ESIC opens investigation on Heroic players over spectator bug

Olivia Richman • September 7, 07:34

An official investigation was officially opened on September 6 by the Esports Integrity Commission (ESIC) against the Counter-Strike: Global Offensive pros on the Heroic roster.

Former CSGO coach Nicolai “HUNDEN” Petersen sent the ESIC what is alleged to be evidence that Heroic players were in on the use of the coach spectator bug. HUNDEN received a one-year ban in 2020 after the ESIC found him guilty of using the bug in tournaments.

HUNDEN initially told the ESIC that he had acted alone and that the Heroic players weren’t complicit in the use of the bug. But now HUNDEN has changed his story. HUNDEN has now allegedly sent evidence to the ESIC that proves the Heroic players guilty, including former player Nikolaj “niko” Kristensen claiming “everyone” on the roster knew about the bug and logs from Rene “TeSeS” Madsen instructing HUNDEN on a better position from which the coach could use the bugged camera during a match.

“On 4 September 2021, Mr. Petersen sent ESIC information which he alleges provides evidence that the players who were playing for Heroic at the time of Mr. Petersen’s exploitation of the spectator bug were complicit in his exploits. Despite the fact that this allegation is contrary to previous public statements Mr. Petersen has made, ESIC has opened a formal investigation into the matter,” the ESIC stated in an official blog on the matter.

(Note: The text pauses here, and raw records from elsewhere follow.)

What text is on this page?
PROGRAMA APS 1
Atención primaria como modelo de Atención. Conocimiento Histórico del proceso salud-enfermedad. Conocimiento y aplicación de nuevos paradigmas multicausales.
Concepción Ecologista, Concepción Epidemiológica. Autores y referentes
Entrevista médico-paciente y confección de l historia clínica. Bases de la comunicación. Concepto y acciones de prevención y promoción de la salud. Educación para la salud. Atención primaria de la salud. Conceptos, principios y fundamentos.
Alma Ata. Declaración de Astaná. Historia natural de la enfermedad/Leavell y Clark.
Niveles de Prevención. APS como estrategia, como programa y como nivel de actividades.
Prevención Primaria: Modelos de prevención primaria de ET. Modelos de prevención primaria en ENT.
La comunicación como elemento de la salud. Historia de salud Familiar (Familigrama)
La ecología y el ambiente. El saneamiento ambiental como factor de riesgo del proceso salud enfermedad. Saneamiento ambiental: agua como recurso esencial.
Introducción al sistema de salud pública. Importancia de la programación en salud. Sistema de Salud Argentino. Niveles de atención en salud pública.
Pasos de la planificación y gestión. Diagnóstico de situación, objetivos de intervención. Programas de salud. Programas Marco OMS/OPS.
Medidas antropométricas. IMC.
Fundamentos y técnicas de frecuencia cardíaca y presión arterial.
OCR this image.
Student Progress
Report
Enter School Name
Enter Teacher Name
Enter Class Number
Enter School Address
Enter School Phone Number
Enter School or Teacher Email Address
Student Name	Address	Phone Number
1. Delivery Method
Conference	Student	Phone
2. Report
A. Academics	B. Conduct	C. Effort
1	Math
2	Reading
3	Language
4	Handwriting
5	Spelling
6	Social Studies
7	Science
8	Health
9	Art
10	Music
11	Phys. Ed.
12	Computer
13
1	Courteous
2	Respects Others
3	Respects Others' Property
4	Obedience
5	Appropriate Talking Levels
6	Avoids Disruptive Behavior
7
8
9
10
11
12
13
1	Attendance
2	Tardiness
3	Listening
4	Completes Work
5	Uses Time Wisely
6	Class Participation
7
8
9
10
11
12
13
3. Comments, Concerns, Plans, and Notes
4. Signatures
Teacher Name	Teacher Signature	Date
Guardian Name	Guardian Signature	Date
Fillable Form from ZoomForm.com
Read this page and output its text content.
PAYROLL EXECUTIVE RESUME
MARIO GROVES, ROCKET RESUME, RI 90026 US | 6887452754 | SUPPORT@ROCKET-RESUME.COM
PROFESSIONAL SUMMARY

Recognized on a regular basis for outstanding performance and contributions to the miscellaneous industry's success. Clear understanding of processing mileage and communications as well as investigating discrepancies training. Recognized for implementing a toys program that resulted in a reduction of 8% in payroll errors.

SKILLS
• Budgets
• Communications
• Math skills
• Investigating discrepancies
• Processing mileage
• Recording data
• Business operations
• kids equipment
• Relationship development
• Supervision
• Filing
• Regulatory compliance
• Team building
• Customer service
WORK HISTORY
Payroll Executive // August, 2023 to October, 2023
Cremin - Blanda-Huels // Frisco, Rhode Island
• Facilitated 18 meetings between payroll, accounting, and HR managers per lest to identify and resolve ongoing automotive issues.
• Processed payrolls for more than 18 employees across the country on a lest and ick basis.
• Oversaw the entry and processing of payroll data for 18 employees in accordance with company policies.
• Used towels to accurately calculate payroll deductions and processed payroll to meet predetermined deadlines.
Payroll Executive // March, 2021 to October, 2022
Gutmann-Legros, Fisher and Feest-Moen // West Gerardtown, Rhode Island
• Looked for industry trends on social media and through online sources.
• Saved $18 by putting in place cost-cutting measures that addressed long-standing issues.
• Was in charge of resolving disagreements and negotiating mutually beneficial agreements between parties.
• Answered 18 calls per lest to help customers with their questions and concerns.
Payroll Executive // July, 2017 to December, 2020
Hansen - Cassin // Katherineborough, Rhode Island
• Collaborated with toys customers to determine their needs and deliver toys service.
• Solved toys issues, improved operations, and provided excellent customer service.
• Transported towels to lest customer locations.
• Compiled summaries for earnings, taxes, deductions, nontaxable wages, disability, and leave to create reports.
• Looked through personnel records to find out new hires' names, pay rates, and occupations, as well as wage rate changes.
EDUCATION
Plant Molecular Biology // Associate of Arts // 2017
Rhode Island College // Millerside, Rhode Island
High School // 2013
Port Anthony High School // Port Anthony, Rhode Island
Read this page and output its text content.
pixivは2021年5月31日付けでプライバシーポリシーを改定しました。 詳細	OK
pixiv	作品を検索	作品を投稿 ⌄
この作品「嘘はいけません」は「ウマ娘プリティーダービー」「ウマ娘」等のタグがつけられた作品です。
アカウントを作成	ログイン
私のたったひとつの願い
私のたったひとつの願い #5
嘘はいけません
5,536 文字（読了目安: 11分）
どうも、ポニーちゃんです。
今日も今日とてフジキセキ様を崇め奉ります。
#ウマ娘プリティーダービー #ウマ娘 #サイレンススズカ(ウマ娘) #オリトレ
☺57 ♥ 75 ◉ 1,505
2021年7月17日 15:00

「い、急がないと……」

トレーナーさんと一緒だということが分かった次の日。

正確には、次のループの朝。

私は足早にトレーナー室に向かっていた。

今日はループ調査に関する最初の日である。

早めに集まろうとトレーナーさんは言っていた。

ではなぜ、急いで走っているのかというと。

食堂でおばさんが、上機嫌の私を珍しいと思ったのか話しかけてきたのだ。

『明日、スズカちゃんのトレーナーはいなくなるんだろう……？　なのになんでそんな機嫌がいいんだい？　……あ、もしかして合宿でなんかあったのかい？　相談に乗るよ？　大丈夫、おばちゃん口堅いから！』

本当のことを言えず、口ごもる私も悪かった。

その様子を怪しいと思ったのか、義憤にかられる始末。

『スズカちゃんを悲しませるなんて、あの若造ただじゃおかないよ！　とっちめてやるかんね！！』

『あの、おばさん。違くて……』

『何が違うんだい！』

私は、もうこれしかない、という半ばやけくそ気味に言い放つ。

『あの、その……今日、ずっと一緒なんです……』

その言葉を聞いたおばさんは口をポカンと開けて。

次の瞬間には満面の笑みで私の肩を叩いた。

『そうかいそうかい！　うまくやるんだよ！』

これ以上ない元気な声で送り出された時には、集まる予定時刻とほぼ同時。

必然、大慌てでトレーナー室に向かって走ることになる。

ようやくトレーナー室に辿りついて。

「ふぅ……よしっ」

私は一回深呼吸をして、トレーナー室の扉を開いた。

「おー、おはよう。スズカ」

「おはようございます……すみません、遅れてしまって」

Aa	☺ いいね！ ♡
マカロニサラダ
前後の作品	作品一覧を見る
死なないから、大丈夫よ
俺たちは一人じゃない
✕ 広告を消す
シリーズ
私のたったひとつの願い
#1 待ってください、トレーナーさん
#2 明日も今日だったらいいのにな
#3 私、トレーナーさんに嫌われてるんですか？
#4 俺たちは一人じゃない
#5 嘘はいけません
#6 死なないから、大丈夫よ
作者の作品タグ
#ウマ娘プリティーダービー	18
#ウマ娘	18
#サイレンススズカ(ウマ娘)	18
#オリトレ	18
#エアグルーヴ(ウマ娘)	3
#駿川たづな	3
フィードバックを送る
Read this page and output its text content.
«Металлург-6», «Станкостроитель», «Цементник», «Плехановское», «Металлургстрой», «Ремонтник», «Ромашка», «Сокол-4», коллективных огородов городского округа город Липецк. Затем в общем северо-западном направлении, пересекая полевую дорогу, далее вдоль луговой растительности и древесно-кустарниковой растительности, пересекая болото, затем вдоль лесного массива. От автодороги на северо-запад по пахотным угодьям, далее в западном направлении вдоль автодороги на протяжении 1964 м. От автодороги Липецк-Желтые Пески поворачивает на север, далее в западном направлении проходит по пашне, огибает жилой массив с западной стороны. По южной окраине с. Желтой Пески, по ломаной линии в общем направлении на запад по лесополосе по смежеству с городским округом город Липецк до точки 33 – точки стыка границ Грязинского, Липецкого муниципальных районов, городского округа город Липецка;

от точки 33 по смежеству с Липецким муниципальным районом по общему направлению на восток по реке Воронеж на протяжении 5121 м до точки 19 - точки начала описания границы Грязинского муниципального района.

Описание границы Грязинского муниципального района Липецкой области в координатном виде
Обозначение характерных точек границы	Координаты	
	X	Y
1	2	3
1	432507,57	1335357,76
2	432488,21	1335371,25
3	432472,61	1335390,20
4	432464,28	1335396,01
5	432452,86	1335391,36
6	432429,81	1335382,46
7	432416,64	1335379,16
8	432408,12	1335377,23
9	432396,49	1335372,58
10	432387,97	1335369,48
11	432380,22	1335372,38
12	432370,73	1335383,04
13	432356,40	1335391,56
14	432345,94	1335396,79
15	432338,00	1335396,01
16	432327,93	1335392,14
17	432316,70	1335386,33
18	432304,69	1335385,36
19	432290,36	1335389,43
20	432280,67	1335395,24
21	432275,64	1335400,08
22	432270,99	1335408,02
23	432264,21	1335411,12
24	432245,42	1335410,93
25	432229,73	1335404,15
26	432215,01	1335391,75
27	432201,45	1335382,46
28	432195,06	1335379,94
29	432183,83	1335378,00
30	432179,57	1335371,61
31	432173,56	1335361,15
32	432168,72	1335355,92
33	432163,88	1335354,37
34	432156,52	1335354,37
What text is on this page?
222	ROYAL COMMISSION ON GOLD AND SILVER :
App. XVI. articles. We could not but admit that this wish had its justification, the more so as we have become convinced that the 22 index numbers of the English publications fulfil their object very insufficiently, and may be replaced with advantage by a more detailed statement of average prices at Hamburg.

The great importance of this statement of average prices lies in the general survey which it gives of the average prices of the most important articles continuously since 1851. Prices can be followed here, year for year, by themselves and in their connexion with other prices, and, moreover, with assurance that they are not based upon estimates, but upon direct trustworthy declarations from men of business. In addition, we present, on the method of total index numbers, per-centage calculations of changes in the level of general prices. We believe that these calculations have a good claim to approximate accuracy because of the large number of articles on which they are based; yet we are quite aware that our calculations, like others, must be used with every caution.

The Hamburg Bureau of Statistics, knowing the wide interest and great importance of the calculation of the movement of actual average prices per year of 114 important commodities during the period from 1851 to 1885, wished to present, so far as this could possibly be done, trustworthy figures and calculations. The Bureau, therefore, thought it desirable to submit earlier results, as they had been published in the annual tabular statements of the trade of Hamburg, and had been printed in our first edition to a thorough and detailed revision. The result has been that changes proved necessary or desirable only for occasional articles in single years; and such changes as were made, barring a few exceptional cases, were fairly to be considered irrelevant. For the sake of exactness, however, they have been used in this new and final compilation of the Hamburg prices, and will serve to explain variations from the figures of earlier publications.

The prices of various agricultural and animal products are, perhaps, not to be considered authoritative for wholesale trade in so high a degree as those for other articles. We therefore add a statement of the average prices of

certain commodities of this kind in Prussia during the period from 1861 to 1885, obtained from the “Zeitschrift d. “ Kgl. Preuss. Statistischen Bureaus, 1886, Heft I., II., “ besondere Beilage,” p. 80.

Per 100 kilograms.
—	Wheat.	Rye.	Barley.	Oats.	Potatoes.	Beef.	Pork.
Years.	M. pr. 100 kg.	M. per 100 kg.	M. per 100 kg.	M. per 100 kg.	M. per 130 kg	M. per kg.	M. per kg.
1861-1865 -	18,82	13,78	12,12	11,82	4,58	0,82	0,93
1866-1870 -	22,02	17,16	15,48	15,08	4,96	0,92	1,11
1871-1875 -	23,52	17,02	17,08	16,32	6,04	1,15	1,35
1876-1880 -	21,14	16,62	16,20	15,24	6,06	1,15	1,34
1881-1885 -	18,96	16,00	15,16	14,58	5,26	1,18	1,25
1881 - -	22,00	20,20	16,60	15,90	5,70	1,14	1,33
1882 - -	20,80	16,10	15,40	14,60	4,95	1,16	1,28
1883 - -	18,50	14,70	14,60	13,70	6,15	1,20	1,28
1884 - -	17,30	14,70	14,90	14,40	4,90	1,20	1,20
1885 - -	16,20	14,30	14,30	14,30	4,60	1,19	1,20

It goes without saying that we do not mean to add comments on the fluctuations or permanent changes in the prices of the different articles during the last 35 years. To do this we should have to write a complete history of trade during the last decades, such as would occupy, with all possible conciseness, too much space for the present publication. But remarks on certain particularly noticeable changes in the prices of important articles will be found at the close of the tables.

All updates on the matter will be shared publicly on the ESIC website.

What did HUNDEN do?

HUNDEN was one of a handful of pro CSGO coaches to be caught using a spectator bug that allowed coaches to take over a free camera and spectate anywhere around the map. Many coaches used the bug over the years, feeding players information on the opposing team’s positioning.

Soon after being implicated in the scandal, HUNDEN announced that he was leaving Heroic once his contract expired. This was in July of this year. HUNDEN was then accused of sharing Heroic’s strategies with other teams competing at ESL One Cologne. He claimed this was an exaggeration, explaining that he had merely discussed strategies with Heroic’s opponents.

“The material I have shared is anti-strat material of opponents,” HUNDEN said on Twitter. “This material was shared with colleagues from other teams in the context of sparring. Knowledge sharing is essential for me as a coach in respect to staying in the loop and developing.”

This was still seen as a breach of contract, according to the Heroic organization. The team passed the information along to the ESIC. About a month later, the ESIC ruled that HUNDEN had shared strategy materials with competitors, resulting in a two-year ban.